Una de las características más señaladas de la vida de Francisco fue la alegría. Tuvo siempre en su mente las palabras del Señor: “Quien cree en mí tendrá la vida eterna”, y, “os he dicho esto para que mi alegría esté en vosotros y vuestra alegría sea plena”. Tal promesa fue para Francisco fuente de fortaleza, aún en las pruebas más duras de su vida: “Tan grande es el bien que espero, que toda pena se me torna en alegría”, solía repetir. Por este modo de vivir el Evangelio y de seguir las huellas del Señor, muchos le siguieron y todavía hoy le siguen fascinados. Un día fray Maseo, uno de sus primeros compañeros, viendo la fama que empezaba a rodear a Francisco, le preguntó: “¿Porqué a ti todo el mundo te sigue y no parece sino que todos pugnan por verte, oírte y obedecerte?” Y es que, cuando Francisco pasaba por las calles, todos corrían tras él porque sentían que en él había mucho más que él mismo. Sus palabras, sus gestos, su mirada, su manera de hablar de Dios… remitían directamente a la Buena Noticia, al encuentro con la frescura y luminosidad del Evangelio.

La humildad

Otra característica de la espiritualidad de san Francisco fue su devoción a la humanidad de Cristo y su gran amor a la Eucaristía, que le recordaban “la humildad de Dios”. Acerca de la Eucaristía decía: “Del altísimo Hijo de Dios ninguna otra cosa veo en este mundo corporalmente, sino el santísimo cuerpo y sangre suyos”. Para Francisco, la Navidad era “la fiesta de las fiestas”, porque Jesús, el Hijo de Dios, había querido compartir y redimir nuestra condición humana y frágil, dando así inicio a nuestra salvación. Para resaltar este acontecimiento, la noche de Navidad del 1223, en Greccio, quiso representar la humilde gruta de Belén, celebrando la Eucaristía sobre un pequeño altar colocado encima de un pesebre. Según la tradición, esta representación dio origen a la costumbre de poner cada Navidad el “Belén” o “Nacimiento”. También, meditando acerca de la humildad, “se deshacía en amor indescriptible hacía María, la Virgen humilde y pobrecilla, porque había hecho hermano nuestro al Señor de la majestad”. Por eso la tomó como abogada de la Orden, poniendo bajo su protección a todos sus hijos.

La fraternidad

Francisco dio origen en la Iglesia a tres órdenes religiosas. La primera orden, la rama masculina, está formada por los frailes menores o franciscanos. En 1212 Clara, inspirada por Francisco, fundó la segunda orden, la rama femenina: las hermanas pobres o clarisas. Más adelante, en 1221, Francisco pidió al Papa también la aprobación de la tercera Orden, formada por laicos, que dan testimonio en la sociedad del ideal franciscano a través de la vida familiar, el trabajo, el compromiso apostólico y solidario.

El amor a Cristo

En el mes de septiembre de 1224 el cielo se abrió sobre el monte de Alverna y Cristo crucificado, en forma de ángel, descendió e imprimió sobre el cuerpo de Francisco los estigmas de la pasión. Así llegó a ser uno con Cristo crucificado llevando las llagas sobre los pies, las manos y el costado: un don que expresa su íntima identificación con Jesús, a quien tanto amó y a quien invitaba a amar, porque como solía repetir entre lágrimas: “El Amor no es amado”. Se ha dicho que Francisco representa un alter Christus: era verdaderamente un icono o imagen viva de Cristo.

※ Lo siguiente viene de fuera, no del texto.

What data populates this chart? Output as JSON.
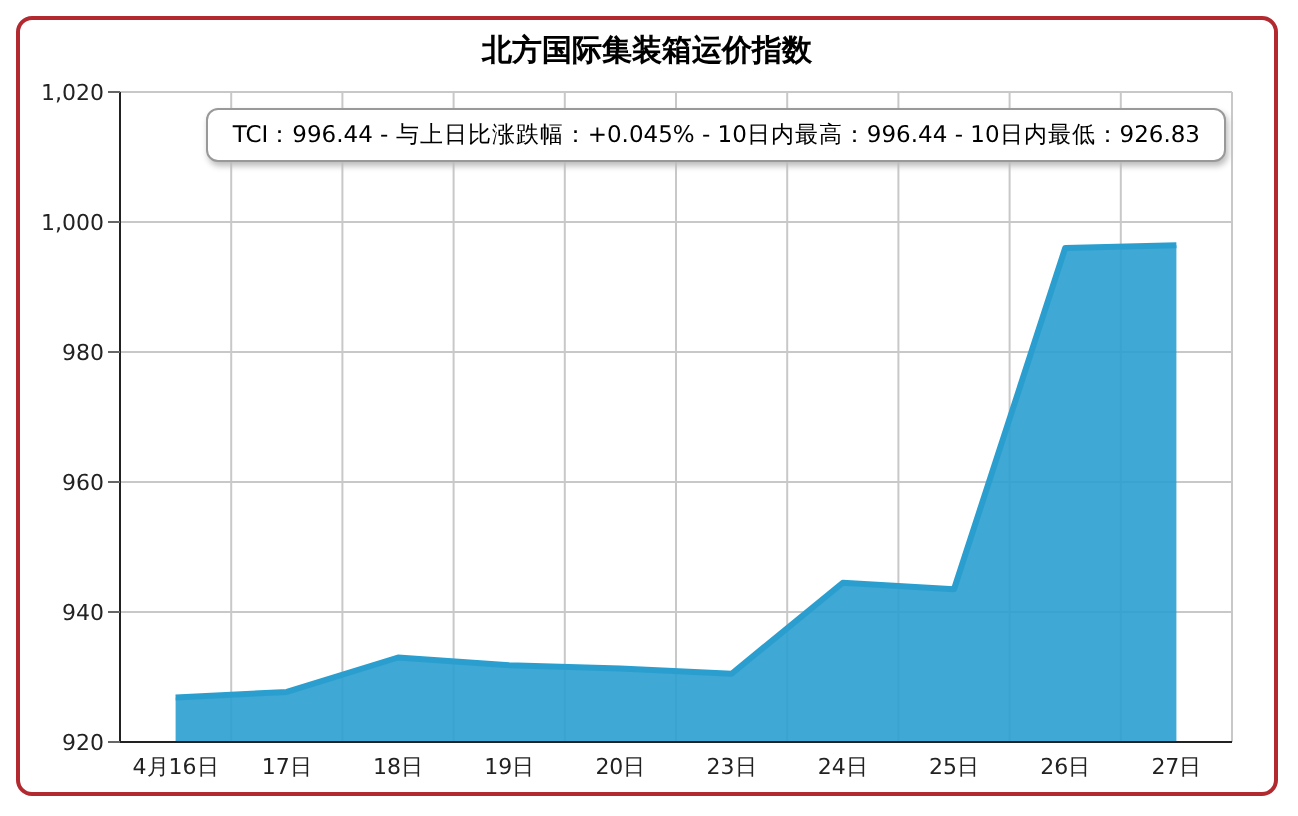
{
  "chart_data": {
    "type": "area",
    "title": "北方国际集装箱运价指数",
    "categories": [
      "4月16日",
      "17日",
      "18日",
      "19日",
      "20日",
      "23日",
      "24日",
      "25日",
      "26日",
      "27日"
    ],
    "series": [
      {
        "color": "#2a9fcf",
        "values": [
          926.83,
          927.7,
          933,
          931.8,
          931.3,
          930.5,
          944.5,
          943.5,
          996.0,
          996.44
        ]
      }
    ],
    "ylim": [
      920,
      1020
    ],
    "yticks": [
      920,
      940,
      960,
      980,
      {
        "value": 1000,
        "label": "1,000"
      },
      {
        "value": 1020,
        "label": "1,020"
      }
    ],
    "annotations": [
      "TCI：996.44 - 与上日比涨跌幅：+0.045% - 10日内最高：996.44 - 10日内最低：926.83"
    ],
    "grid": true
  }
}
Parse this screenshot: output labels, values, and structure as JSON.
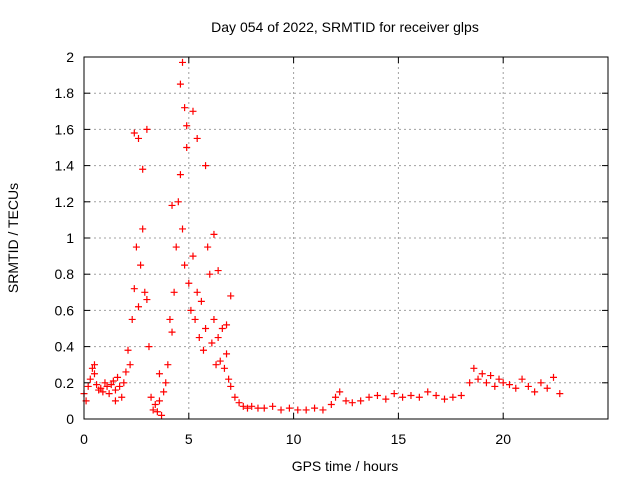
{
  "chart_data": {
    "type": "scatter",
    "title": "Day 054 of 2022, SRMTID for receiver glps",
    "xlabel": "GPS time / hours",
    "ylabel": "SRMTID / TECUs",
    "xlim": [
      0,
      25
    ],
    "ylim": [
      0,
      2
    ],
    "xticks": [
      "0",
      "5",
      "10",
      "15",
      "20"
    ],
    "yticks": [
      "0",
      "0.2",
      "0.4",
      "0.6",
      "0.8",
      "1",
      "1.2",
      "1.4",
      "1.6",
      "1.8",
      "2"
    ],
    "grid": true,
    "marker": "+",
    "marker_color": "#ff0000",
    "series": [
      {
        "name": "SRMTID",
        "x": [
          0.0,
          0.1,
          0.2,
          0.3,
          0.4,
          0.5,
          0.6,
          0.7,
          0.8,
          0.9,
          1.0,
          1.1,
          1.2,
          1.3,
          1.4,
          1.5,
          1.6,
          1.7,
          1.8,
          1.9,
          2.0,
          2.1,
          2.2,
          2.3,
          2.4,
          2.5,
          2.6,
          2.7,
          2.8,
          2.9,
          3.0,
          3.1,
          3.2,
          3.3,
          3.4,
          3.5,
          3.6,
          3.7,
          3.8,
          3.9,
          4.0,
          4.1,
          4.2,
          4.3,
          4.4,
          4.5,
          4.6,
          4.7,
          4.8,
          4.9,
          5.0,
          5.1,
          5.2,
          5.3,
          5.4,
          5.5,
          5.6,
          5.7,
          5.8,
          5.9,
          6.0,
          6.1,
          6.2,
          6.3,
          6.4,
          6.5,
          6.6,
          6.7,
          6.8,
          6.9,
          7.0,
          7.2,
          7.4,
          7.6,
          7.8,
          8.0,
          8.3,
          8.6,
          9.0,
          9.4,
          9.8,
          10.2,
          10.6,
          11.0,
          11.4,
          11.8,
          12.0,
          12.2,
          12.5,
          12.8,
          13.2,
          13.6,
          14.0,
          14.4,
          14.8,
          15.2,
          15.6,
          16.0,
          16.4,
          16.8,
          17.2,
          17.6,
          18.0,
          18.4,
          18.6,
          18.8,
          19.0,
          19.2,
          19.4,
          19.6,
          19.8,
          20.0,
          20.3,
          20.6,
          20.9,
          21.2,
          21.5,
          21.8,
          22.1,
          22.4,
          22.7,
          2.4,
          2.6,
          2.8,
          3.0,
          4.6,
          4.7,
          4.8,
          4.9,
          5.2,
          5.4,
          5.8,
          6.4,
          6.8,
          0.5,
          1.5,
          3.6,
          4.2,
          6.2,
          7.0
        ],
        "y": [
          0.14,
          0.1,
          0.18,
          0.22,
          0.28,
          0.25,
          0.19,
          0.16,
          0.17,
          0.15,
          0.2,
          0.18,
          0.14,
          0.19,
          0.21,
          0.16,
          0.23,
          0.18,
          0.12,
          0.2,
          0.26,
          0.38,
          0.3,
          0.55,
          0.72,
          0.95,
          0.62,
          0.85,
          1.05,
          0.7,
          0.66,
          0.4,
          0.12,
          0.05,
          0.08,
          0.04,
          0.1,
          0.02,
          0.15,
          0.2,
          0.3,
          0.55,
          0.48,
          0.7,
          0.95,
          1.2,
          1.35,
          1.05,
          0.85,
          1.5,
          0.75,
          0.6,
          0.9,
          0.55,
          0.7,
          0.45,
          0.65,
          0.38,
          0.5,
          0.95,
          0.8,
          0.42,
          0.55,
          0.3,
          0.45,
          0.32,
          0.5,
          0.28,
          0.36,
          0.22,
          0.18,
          0.12,
          0.09,
          0.07,
          0.06,
          0.07,
          0.06,
          0.06,
          0.07,
          0.05,
          0.06,
          0.05,
          0.05,
          0.06,
          0.05,
          0.08,
          0.12,
          0.15,
          0.1,
          0.09,
          0.1,
          0.12,
          0.13,
          0.11,
          0.14,
          0.12,
          0.13,
          0.12,
          0.15,
          0.13,
          0.11,
          0.12,
          0.13,
          0.2,
          0.28,
          0.22,
          0.25,
          0.2,
          0.24,
          0.18,
          0.22,
          0.2,
          0.19,
          0.17,
          0.22,
          0.18,
          0.15,
          0.2,
          0.17,
          0.23,
          0.14,
          1.58,
          1.55,
          1.38,
          1.6,
          1.85,
          1.97,
          1.72,
          1.62,
          1.7,
          1.55,
          1.4,
          0.82,
          0.52,
          0.3,
          0.1,
          0.25,
          1.18,
          1.02,
          0.68
        ]
      }
    ]
  }
}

La muerte de Francisco aconteció la tarde del 3 de octubre de 1226, junto a su querida iglesia de Santa María de la Porciúncula. Murió extendido sobre la tierra desnuda. Dos años más tarde el Papa Gregorio IX lo inscribió en el libro de los santos. Poco tiempo después, en Asís se construyó una gran Basílica en su honor, meta de numerosos peregrinos. Como ha dicho el Papa Benedicto XVI, recordando el testimonio de san Francisco comprendemos que el secreto de la verdadera felicidad es precisamente llegar a ser santos, amigos de Dios.